Late one night, I found myself Googling Botox– something I can honestly say I have never looked up before. I was the kind of person – when I was a younger kind of person – who scoffed at these things, I wondered why people would even consider injecting all these chemicals into their faces. But now, it seems that I’m a different kind of person, that even though I decided I didn’t want to go down that route – not only the chemicals but fear of needles and the ongoing cost – I understand why people do and I’ve (thankfully) lost my judgement around it. My Google search – naturally – resulted in a flood of reels in my Instagram feed of women with dewy skin advertising every kind of skin care remedy under the sun. Of course, it is all unproven – I am not old or young enough to believe everything I read on the internet – but, perfectly curated as it is, this advertising is designed to set off my “Messy Middle” alarm of looking old, which is does. And so I find myself spending about the same as what I make writing this column on a serum that I’ve been using for about a year now. I can’t tell you that it works, but I can’t tell you that it doesn’t work either. I have noticed that my obsession with my wrinkles seems to have lessened. It could be the serum, or it could be that I’m doing less on Zoom as we get back to real life. It could even be that holy grail of acceptance. But whatever it is, I’ll take it.
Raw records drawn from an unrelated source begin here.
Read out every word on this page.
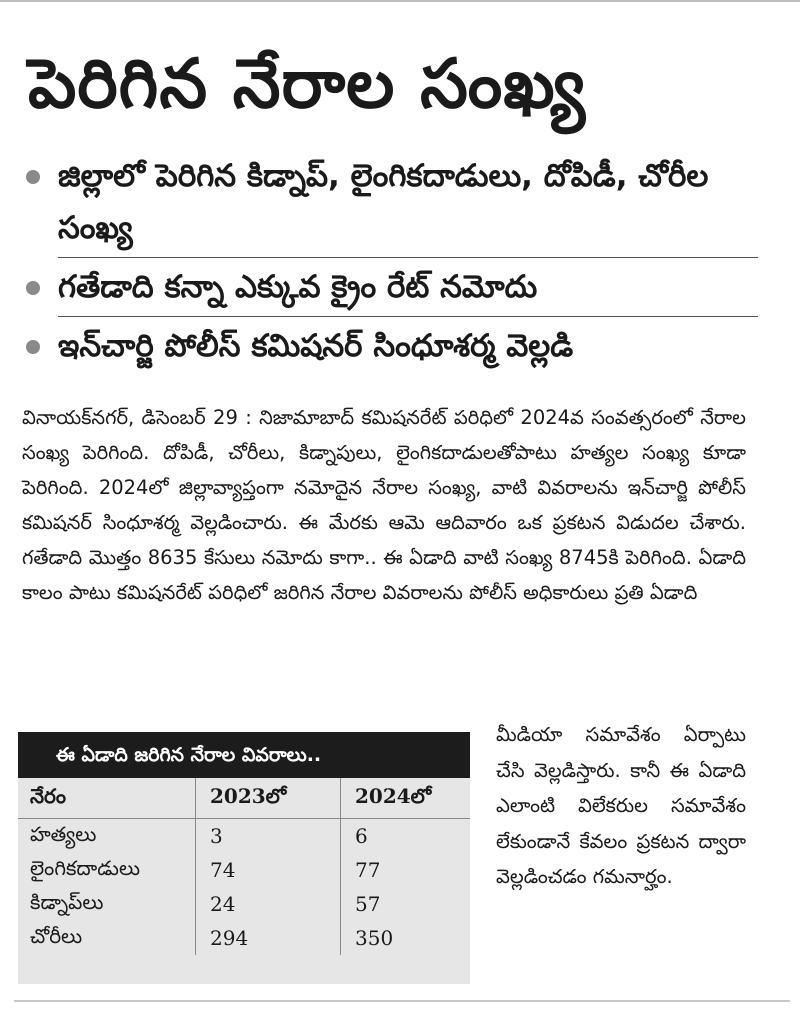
పెరిగిన నేరాల సంఖ్య
జిల్లాలో పెరిగిన కిడ్నాప్, లైంగికదాడులు, దోపిడీ, చోరీల సంఖ్య
గతేడాది కన్నా ఎక్కువ క్రైం రేట్ నమోదు
ఇన్‌చార్జి పోలీస్ కమిషనర్ సింధూశర్మ వెల్లడి
వినాయక్‌నగర్, డిసెంబర్ 29 : నిజామాబాద్ కమిషనరేట్ పరిధిలో 2024వ సంవత్సరంలో నేరాల సంఖ్య పెరిగింది. దోపిడీ, చోరీలు, కిడ్నాపులు, లైంగికదాడులతోపాటు హత్యల సంఖ్య కూడా పెరిగింది. 2024లో జిల్లావ్యాప్తంగా నమోదైన నేరాల సంఖ్య, వాటి వివరాలను ఇన్‌చార్జి పోలీస్ కమిషనర్ సింధూశర్మ వెల్లడించారు. ఈ మేరకు ఆమె ఆదివారం ఒక ప్రకటన విడుదల చేశారు. గతేడాది మొత్తం 8635 కేసులు నమోదు కాగా.. ఈ ఏడాది వాటి సంఖ్య 8745కి పెరిగింది. ఏడాది కాలం పాటు కమిషనరేట్ పరిధిలో జరిగిన నేరాల వివరాలను పోలీస్ అధికారులు ప్రతి ఏడాది
ఈ ఏడాది జరిగిన నేరాల వివరాలు..
నేరం	2023లో	2024లో
హత్యలు	3	6
లైంగికదాడులు	74	77
కిడ్నాప్‌లు	24	57
చోరీలు	294	350
మీడియా సమావేశం ఏర్పాటు చేసి వెల్లడిస్తారు. కానీ ఈ ఏడాది ఎలాంటి విలేకరుల సమావేశం లేకుండానే కేవలం ప్రకటన ద్వారా వెల్లడించడం గమనార్హం.
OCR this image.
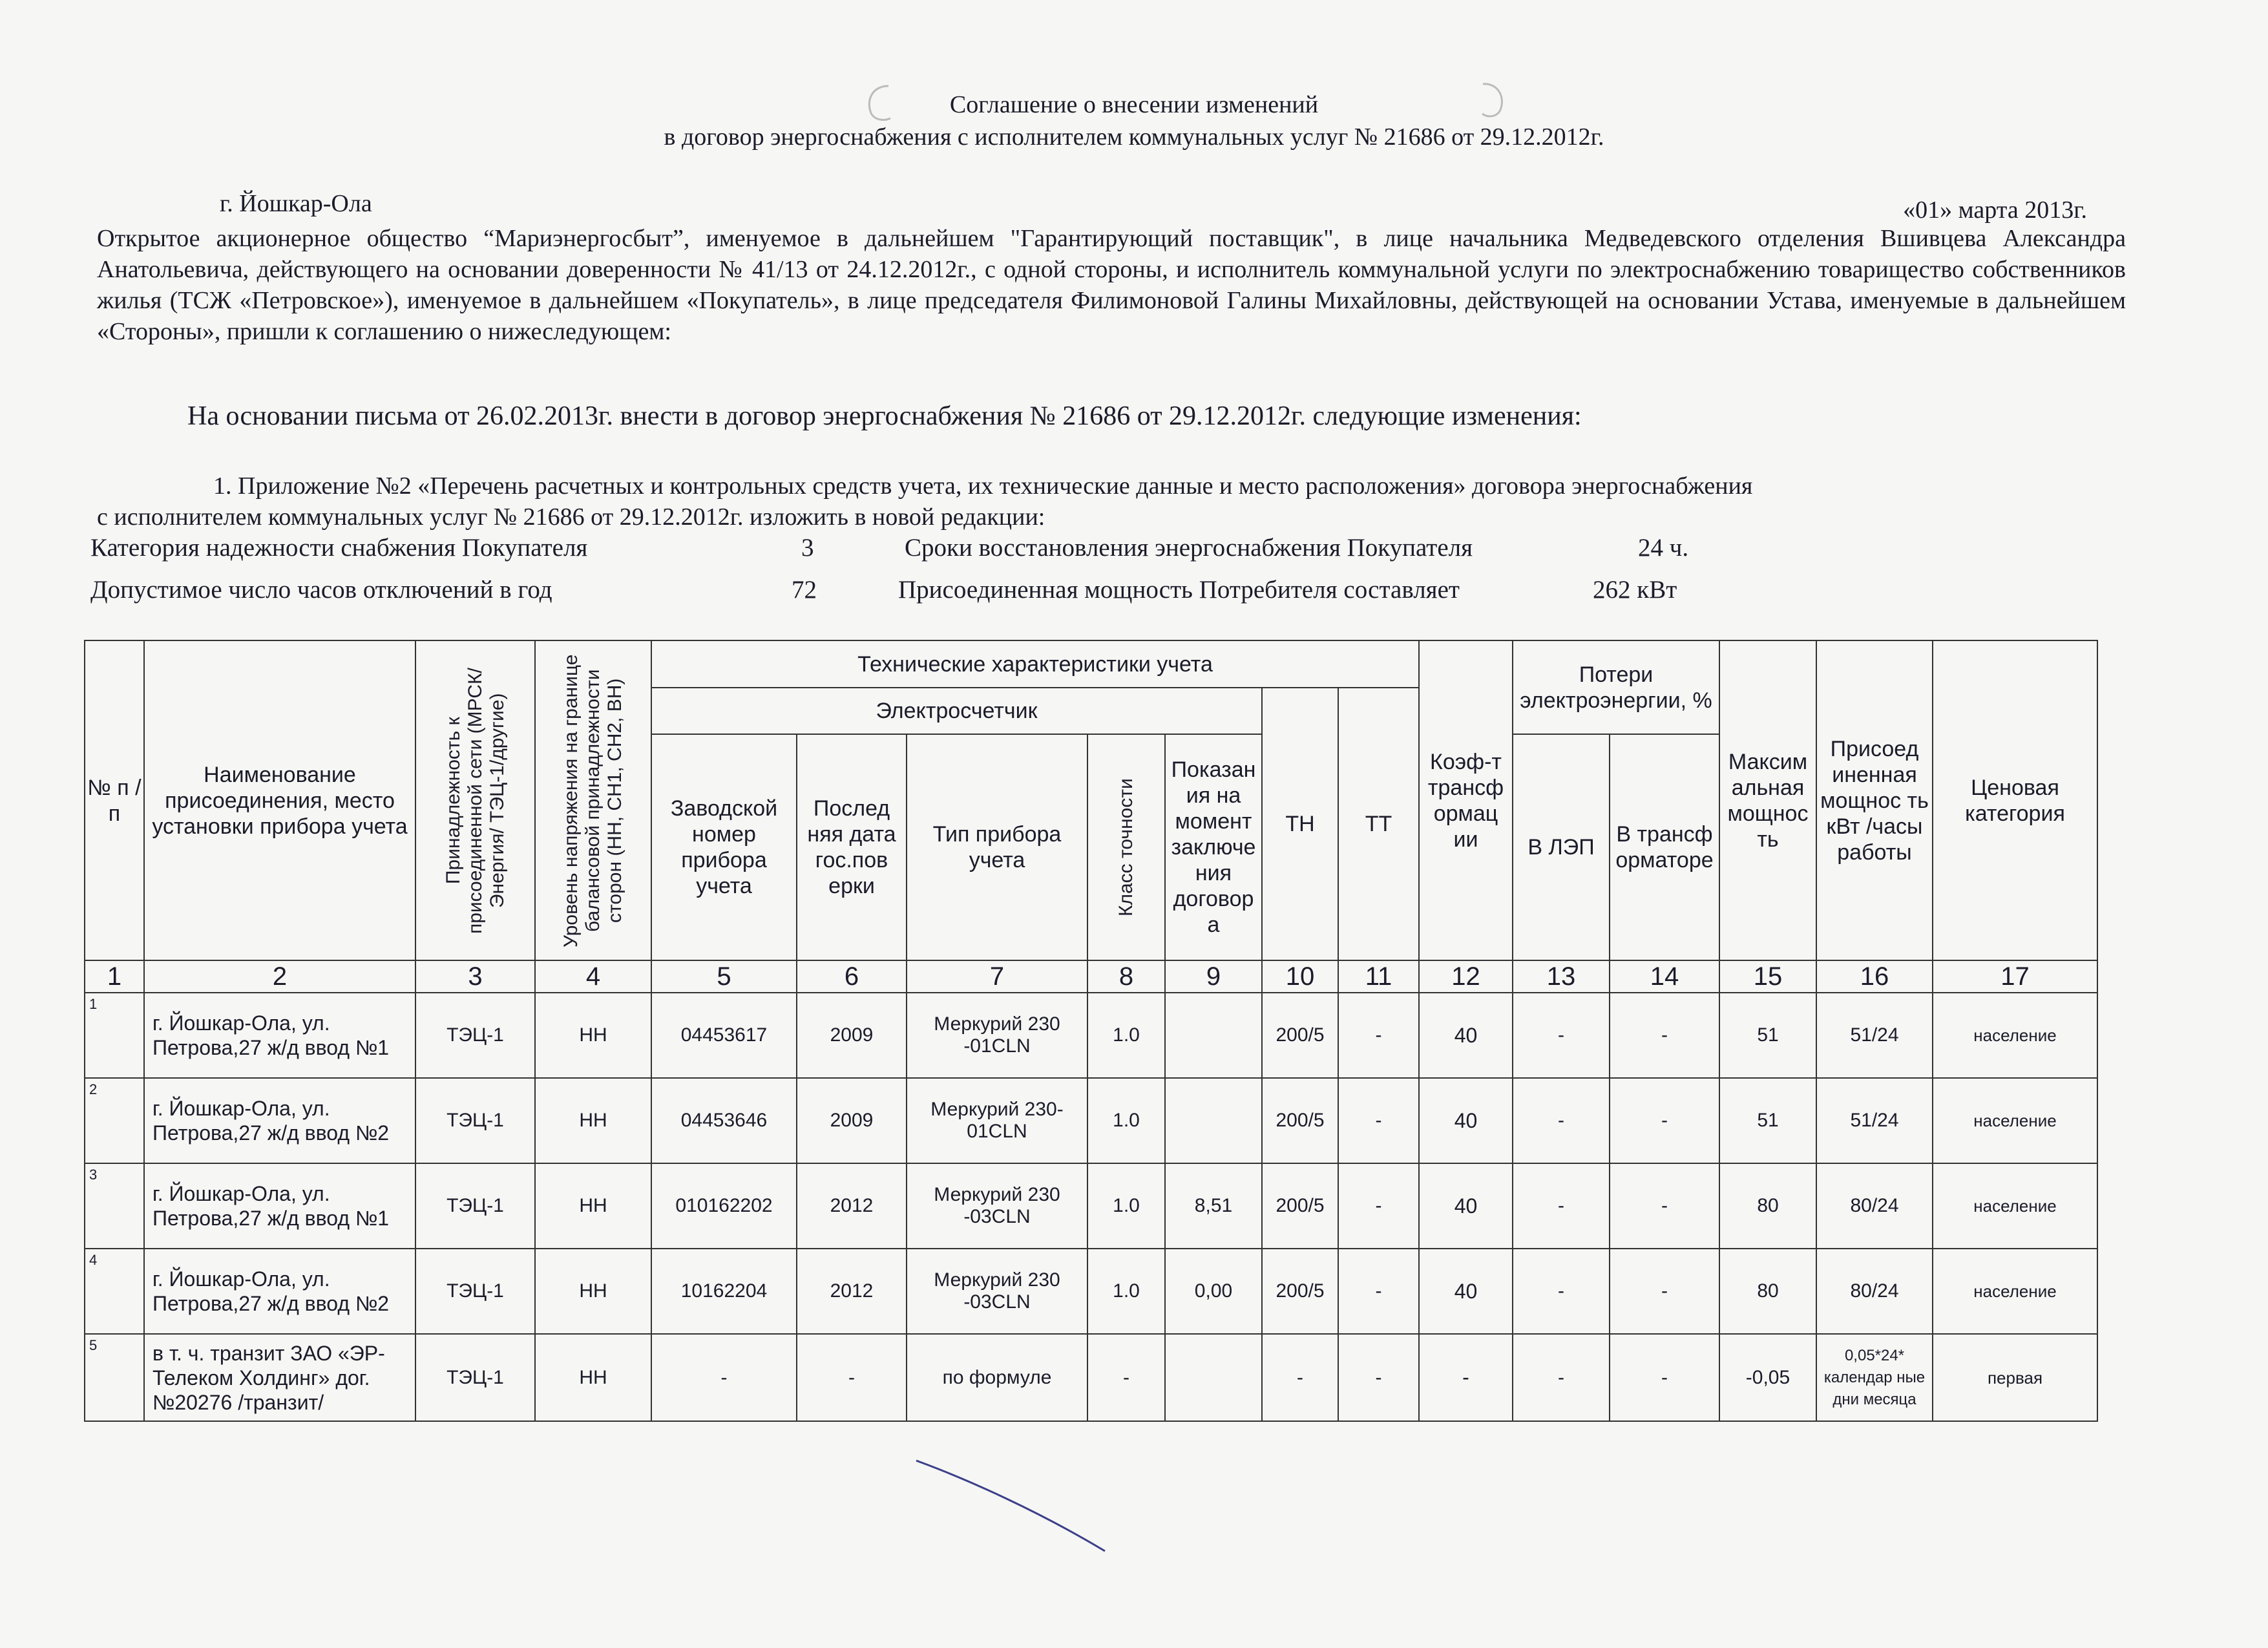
Соглашение о внесении изменений
в договор энергоснабжения с исполнителем коммунальных услуг № 21686 от 29.12.2012г.
г. Йошкар-Ола	«01» марта 2013г.
Открытое акционерное общество “Мариэнергосбыт”, именуемое в дальнейшем "Гарантирующий поставщик", в лице начальника Медведевского отделения Вшивцева Александра Анатольевича, действующего на основании доверенности № 41/13 от 24.12.2012г., с одной стороны, и исполнитель коммунальной услуги по электроснабжению товарищество собственников жилья (ТСЖ «Петровское»), именуемое в дальнейшем «Покупатель», в лице председателя Филимоновой Галины Михайловны, действующей на основании Устава, именуемые в дальнейшем «Стороны», пришли к соглашению о нижеследующем:
На основании письма от 26.02.2013г. внести в договор энергоснабжения № 21686 от 29.12.2012г. следующие изменения:
1. Приложение №2 «Перечень расчетных и контрольных средств учета, их технические данные и место расположения» договора энергоснабжения
с исполнителем коммунальных услуг № 21686 от 29.12.2012г. изложить в новой редакции:
Категория надежности снабжения Покупателя	3	Сроки восстановления энергоснабжения Покупателя	24 ч.
Допустимое число часов отключений в год	72	Присоединенная мощность Потребителя составляет	262 кВт
№ п / п	Наименование присоединения, место установки прибора учета	Принадлежность к присоединенной сети (МРСК/Энергия/ ТЭЦ-1/другие)	Уровень напряжения на границе балансовой принадлежности сторон (НН, СН1, СН2, ВН)	Технические характеристики учета							Коэф-т трансф ормац ии	Потери электроэнергии, %		Максим альная мощнос ть	Присоед иненная мощнос ть кВт /часы работы	Ценовая категория
				Электросчетчик					ТН	ТТ						
				Заводской номер прибора учета	Послед няя дата гос.пов ерки	Тип прибора учета	Класс точности	Показан ия на момент заключе ния договор а				В ЛЭП	В трансф орматоре			
1	2	3	4	5	6	7	8	9	10	11	12	13	14	15	16	17
1	г. Йошкар-Ола, ул. Петрова,27 ж/д ввод №1	ТЭЦ-1	НН	04453617	2009	Меркурий 230 -01CLN	1.0		200/5	-	40	-	-	51	51/24	население
2	г. Йошкар-Ола, ул. Петрова,27 ж/д ввод №2	ТЭЦ-1	НН	04453646	2009	Меркурий 230-01CLN	1.0		200/5	-	40	-	-	51	51/24	население
3	г. Йошкар-Ола, ул. Петрова,27 ж/д ввод №1	ТЭЦ-1	НН	010162202	2012	Меркурий 230 -03CLN	1.0	8,51	200/5	-	40	-	-	80	80/24	население
4	г. Йошкар-Ола, ул. Петрова,27 ж/д ввод №2	ТЭЦ-1	НН	10162204	2012	Меркурий 230 -03CLN	1.0	0,00	200/5	-	40	-	-	80	80/24	население
5	в т. ч. транзит ЗАО «ЭР-Телеком Холдинг» дог. №20276 /транзит/	ТЭЦ-1	НН	-	-	по формуле	-		-	-	-	-	-	-0,05	0,05*24* календар ные дни месяца	первая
Today, walking back from a pre-op appointment at my surgeon’s office, I heard the Baz Luhrmann song Sunscreen, a song I love, a song I haven’t heard for a long time before today. As I listened to the words anew – the reminder that I, too, will get old – it reinforced the thoughts that had been taking shape in my head for this article, that all of this starts with acceptance. I may not like the changes to my body, I might want to turn the clock back ten years, or more, but until I accept these physical changes until I accept where I am, I will spend my time in resistance, looking back to a version of myself that is no longer who I am.
The truth is I am not young anymore – my body has been on this earth for 48 years and there are consequences of that – but I am not old either. I don’t have to be in the past and - unless it’s planning for my financial security or a longer-term goal - I don’t have to be in the future either. I can stand here on my 48-year-old feet – feet that look the same as my 28-year-old feet did, just saying – right where I am, in the middle, with all its messiness.